Electrifying the Fleet
Then there’s the city’s goal of fleet electrification. The city will be adding 50 electric vehicles to a fleet that already includes 458 plug-ins. In addition, a taxi pilot will incorporate 6 Nissan LEAFs (that just went into service) and two DC fast-charging stations (one of which will be open to the public). Even more ambitious, the Mayor announced a commitment of electrifying one-third of the city’ s taxi fleet. These are certainly aggressive goals, but we should be careful not to assume they are written in stone. After all, hybrid taxis, which Bloomberg promoted earlier in his tenure as Mayor, have already faced hurdles with competing vehicle types.
But electrifying taxis and the city fleet still leaves the issue of personal automobiles on the table. According to a 2006 report by Schaller Consulting, 60 percent of traffic in Manhattan is attributed to personal vehicles, with the remaining 40 percent encompassing trucks, busses, commercial vehicles, and of course, taxis.
And while charging station deployment is one way to promote EV adoption in the city, other options must be explored as well. The starting point of 6 electric Nissan LEAF taxis gets New Yorkers into an EV as passengers, but Bloomberg would do one better to get New Yorkers behind the wheel of EVs, such as via a car-sharing fleet, which has grown in popularity in New York City.

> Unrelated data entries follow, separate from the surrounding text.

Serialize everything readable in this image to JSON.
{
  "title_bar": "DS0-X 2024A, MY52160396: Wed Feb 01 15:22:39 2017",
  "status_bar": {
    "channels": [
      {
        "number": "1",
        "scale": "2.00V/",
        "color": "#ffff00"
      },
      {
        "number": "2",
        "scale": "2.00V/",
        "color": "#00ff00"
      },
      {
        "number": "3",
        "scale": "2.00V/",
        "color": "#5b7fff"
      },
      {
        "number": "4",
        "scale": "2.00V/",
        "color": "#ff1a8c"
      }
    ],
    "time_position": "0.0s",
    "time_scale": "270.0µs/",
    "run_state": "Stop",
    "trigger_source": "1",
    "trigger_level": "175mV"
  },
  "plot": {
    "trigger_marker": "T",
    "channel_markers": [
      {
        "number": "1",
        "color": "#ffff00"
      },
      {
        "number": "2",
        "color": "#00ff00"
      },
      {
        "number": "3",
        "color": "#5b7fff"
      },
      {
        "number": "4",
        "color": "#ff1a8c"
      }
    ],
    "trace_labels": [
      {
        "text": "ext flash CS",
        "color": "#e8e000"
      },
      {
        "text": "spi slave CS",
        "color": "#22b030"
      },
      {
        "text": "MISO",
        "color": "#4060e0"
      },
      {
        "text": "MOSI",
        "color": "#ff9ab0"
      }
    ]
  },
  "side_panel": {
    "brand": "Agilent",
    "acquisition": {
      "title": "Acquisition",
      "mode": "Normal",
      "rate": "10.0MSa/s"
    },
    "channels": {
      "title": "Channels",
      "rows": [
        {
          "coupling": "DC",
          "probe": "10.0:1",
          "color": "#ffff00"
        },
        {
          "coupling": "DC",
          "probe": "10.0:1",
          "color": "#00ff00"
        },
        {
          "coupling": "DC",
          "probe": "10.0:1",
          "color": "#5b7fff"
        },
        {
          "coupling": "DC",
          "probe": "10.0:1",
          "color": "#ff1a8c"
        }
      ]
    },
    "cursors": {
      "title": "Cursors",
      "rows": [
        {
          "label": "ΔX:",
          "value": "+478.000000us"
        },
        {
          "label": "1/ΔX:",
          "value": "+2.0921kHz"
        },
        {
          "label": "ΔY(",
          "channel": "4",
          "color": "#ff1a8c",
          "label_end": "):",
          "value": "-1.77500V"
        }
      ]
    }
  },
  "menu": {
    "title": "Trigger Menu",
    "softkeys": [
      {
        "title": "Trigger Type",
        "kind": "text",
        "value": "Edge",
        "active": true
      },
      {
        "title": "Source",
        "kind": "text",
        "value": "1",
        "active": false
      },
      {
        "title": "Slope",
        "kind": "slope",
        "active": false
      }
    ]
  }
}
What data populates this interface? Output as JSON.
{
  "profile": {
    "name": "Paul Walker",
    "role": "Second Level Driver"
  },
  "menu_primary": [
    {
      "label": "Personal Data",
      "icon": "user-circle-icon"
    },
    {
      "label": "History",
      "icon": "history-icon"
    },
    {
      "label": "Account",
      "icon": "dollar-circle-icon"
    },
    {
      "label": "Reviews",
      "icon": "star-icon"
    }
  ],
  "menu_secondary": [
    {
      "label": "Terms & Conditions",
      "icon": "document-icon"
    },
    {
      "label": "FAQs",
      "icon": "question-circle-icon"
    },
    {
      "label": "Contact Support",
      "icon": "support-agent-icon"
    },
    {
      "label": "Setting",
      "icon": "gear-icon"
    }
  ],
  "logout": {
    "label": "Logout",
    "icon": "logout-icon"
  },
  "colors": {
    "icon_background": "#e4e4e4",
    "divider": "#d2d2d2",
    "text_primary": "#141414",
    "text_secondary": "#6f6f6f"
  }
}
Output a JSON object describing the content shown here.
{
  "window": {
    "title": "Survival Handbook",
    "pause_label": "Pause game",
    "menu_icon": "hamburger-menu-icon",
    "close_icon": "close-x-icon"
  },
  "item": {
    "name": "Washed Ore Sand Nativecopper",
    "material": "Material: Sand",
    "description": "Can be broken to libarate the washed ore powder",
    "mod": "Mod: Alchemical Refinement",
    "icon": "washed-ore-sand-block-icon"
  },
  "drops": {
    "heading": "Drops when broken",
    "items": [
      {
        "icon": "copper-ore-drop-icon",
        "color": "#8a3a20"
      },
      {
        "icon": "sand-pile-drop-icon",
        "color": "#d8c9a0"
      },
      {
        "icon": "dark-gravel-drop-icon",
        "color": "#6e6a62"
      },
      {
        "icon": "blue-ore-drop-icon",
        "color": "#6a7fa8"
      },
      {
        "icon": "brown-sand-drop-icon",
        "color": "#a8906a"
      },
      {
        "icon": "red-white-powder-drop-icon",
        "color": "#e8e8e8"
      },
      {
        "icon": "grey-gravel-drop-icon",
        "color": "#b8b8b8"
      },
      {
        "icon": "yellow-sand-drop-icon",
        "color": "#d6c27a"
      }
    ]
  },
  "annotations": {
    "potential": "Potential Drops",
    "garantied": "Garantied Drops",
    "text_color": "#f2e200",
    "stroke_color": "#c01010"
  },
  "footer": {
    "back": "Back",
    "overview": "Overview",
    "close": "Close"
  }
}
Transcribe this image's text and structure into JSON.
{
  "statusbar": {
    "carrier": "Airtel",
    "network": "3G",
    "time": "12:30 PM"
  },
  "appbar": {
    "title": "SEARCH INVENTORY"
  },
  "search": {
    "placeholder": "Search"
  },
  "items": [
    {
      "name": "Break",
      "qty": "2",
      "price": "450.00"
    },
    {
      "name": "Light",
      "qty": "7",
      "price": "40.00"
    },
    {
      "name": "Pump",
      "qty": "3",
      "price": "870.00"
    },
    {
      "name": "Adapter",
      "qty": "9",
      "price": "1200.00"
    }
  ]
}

Demonstrating a new technology is one thing, experiencing it first-hand is another.
EV Car Sharing: Getting New Yorkers Behind the Wheel
Car sharing has long been considered an opportunity for electric vehicles—high utilization, short routes, and designated parking spaces all play well for battery-powered vehicles.
Until recently, there wasn’t a true electric car-sharing program to be found. Today, though, examples are growing in number, with Bolloré’s Autolib in Paris perhaps the gold standard. The service provides 37,000 Parisians with 1,800 electric cars and 700 charging stations distributed throughout the city. And with a growth rate of 1,200 members per week, it is seeing tremendous success. This could be a promising model for a city like New York, though it’d require a build out (some of it already planned via Bloomberg’s announcement) of the city’s EV charging and parking network. Plus, growing NYC car sharing is already one of 14 transportation initiatives of the PlaNYC 2030 vision, so electrification of existing car-sharing plans would dovetail nicely.
If Bloomberg is serious about shifting New York City’s driving public from polluting combustion engine autos to electric vehicles, enablers need to be front and center. Smart strategies will embrace both NYC residents and the city’s robust commuter base, and involve intelligently sited charging stations and parking spaces (including streetside and in garages), increased vehicle access through car-sharing programs, and demonstration that the Big Apple is prepared to walk the walk by continuing the electrification of its city and taxi fleets.